Amid concern of Chinese spy balloons, UK’s Camera Commissioner warns British police about their use of Chinese drones, cameras
British police forces are “shot through with Chinese camera technology”, the UK camera commissioner warned on Wednesday.
The warning came in a survey of British police forces that was carried out in the second half of 2022, by the Office of the Biometrics and Surveillance Camera Commissioner.
It comes amid heightened concern about Chinese surveillance capabilities over the past few weeks after the shooting down of a Chinese ‘spy balloon’ over North America, and the downing of three other unidentified flying objects.
The survey asked all 43 police force areas in England and Wales, as well as the British Transport Police, the Civil Nuclear Constabulary, the Ministry of Defence, and the National Crime Agency, about their use and governance of public surveillance camera systems including on drones and helicopters, body-worn video, ANPR (automatic number plate recognition), and any other relevant systems.
Thirty-nine responses were received out of a possible total of 47. Key findings include that:
- at least 18 respondents say that their external camera systems use equipment about which there have been security or ethical concerns (including Dahua, Hikvision, Honeywell and Huawei, and Nuuo);
- at least 24 respondents say that their internal camera systems use equipment about which there have been security or ethical concerns (including Dahua, Hikvision, Honeywell and Huawei, and Nuuo);
- at least 11 respondents say their ANPR systems use equipment about which there have been security or ethical concerns;
- at least 2 respondents use cameras made by Hikvision in their body-worn video systems;
- 23 of the 31 respondents who said they operate cameras on drones / unmanned aerial vehicles (variously with video, audio, and thermal imaging and/or night vision capability), said they were aware of security or ethical concerns about the manufacturer of their drones, Chinese company, DJI.

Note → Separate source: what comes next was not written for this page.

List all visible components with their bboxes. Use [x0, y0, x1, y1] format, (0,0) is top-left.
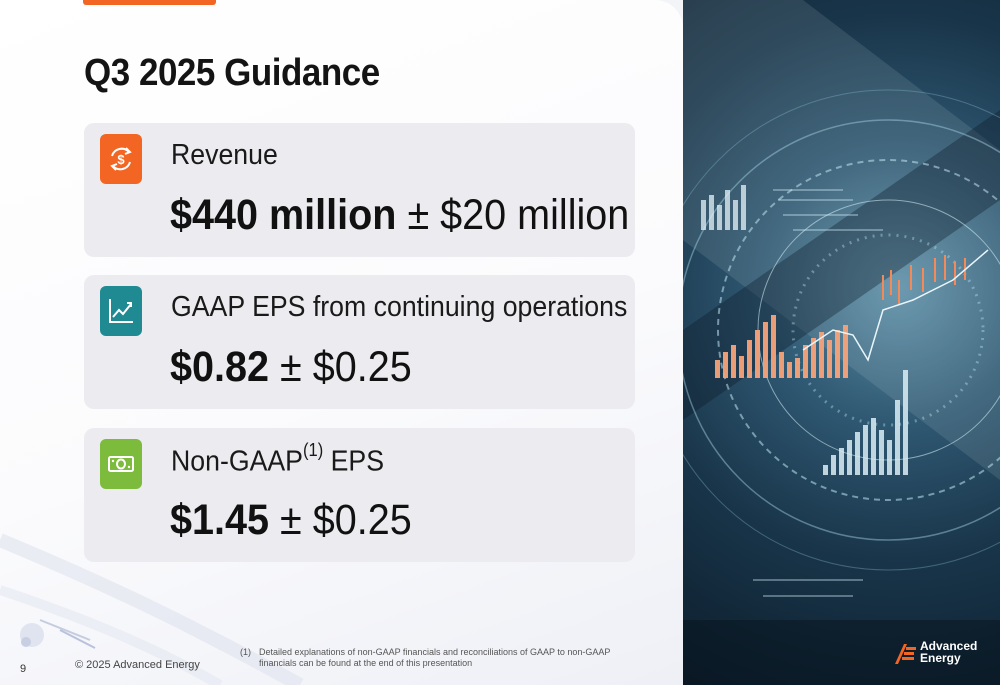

“It is abundantly clear from this detailed analysis of the survey results that the police estate in the UK is shot through with Chinese surveillance cameras,” said Biometrics and Surveillance Camera Commissioner Fraser Sampson.
“It is also clear that the forces deploying this equipment are generally aware that there are security and ethical concerns about the companies that supply their kit,” said Sampson.
“There has been a lot in the news in recent days about how concerned we should be about Chinese spy balloons 60,000 feet up in the sky,” Sampson added. “I do not understand why we are not at least as concerned about the Chinese cameras 6 feet above our head in the street and elsewhere.”
“Clearly it is vital sometimes that the police must be able to use intrusive surveillance technology in public places,” said Sampson. “But if they want the public to trust them to do so, they must be able to persuade us, not only that they are working partners and providers that can be trusted, but also that they will use the technology available to them lawfully, responsibly and according to a set of clear agreed principles.”
“Parliament has already acted to curtail the use of equipment made by several Chinese manufacturers from some areas of public life where security is key,” said Sampson. “Myself and others have been saying for some time that we should, both for security and ethical reasons, really be asking ourselves whether it is ever appropriate for public bodies to use equipment made by companies with such serious questions hanging over them.”
Concern about Chinese activities have been growing recently.
Last week the Australian government ordered the removal of Chinese surveillance cameras from sensitive government and military locations over national security concerns.
Australia followed the US and UK in carrying out this action.
Last November the British government instructed government departments and locations to halt the deployment of any Chinese CCTV equipment.
The British decision to ban the use of CCTV camera from the likes of Hikvision and Dahua, was down to concern the two firms have links to the Chinese government.
The UK surveillance camera commissioner, Professor Fraser Sampson, in May 2022 had issued a warning about Chinese-made CCTV cameras, commonly found on British streets.
Professor Fraser Sampson said at the time he was becoming increasingly concerned about the security risks posted by “state-controlled surveillance systems covering our public spaces.”
Indeed, such was his concern, that Professor Sampson warned public sector bodies and local authorities against buying CCTV equipment from Chinese firms including market leader Hikvision.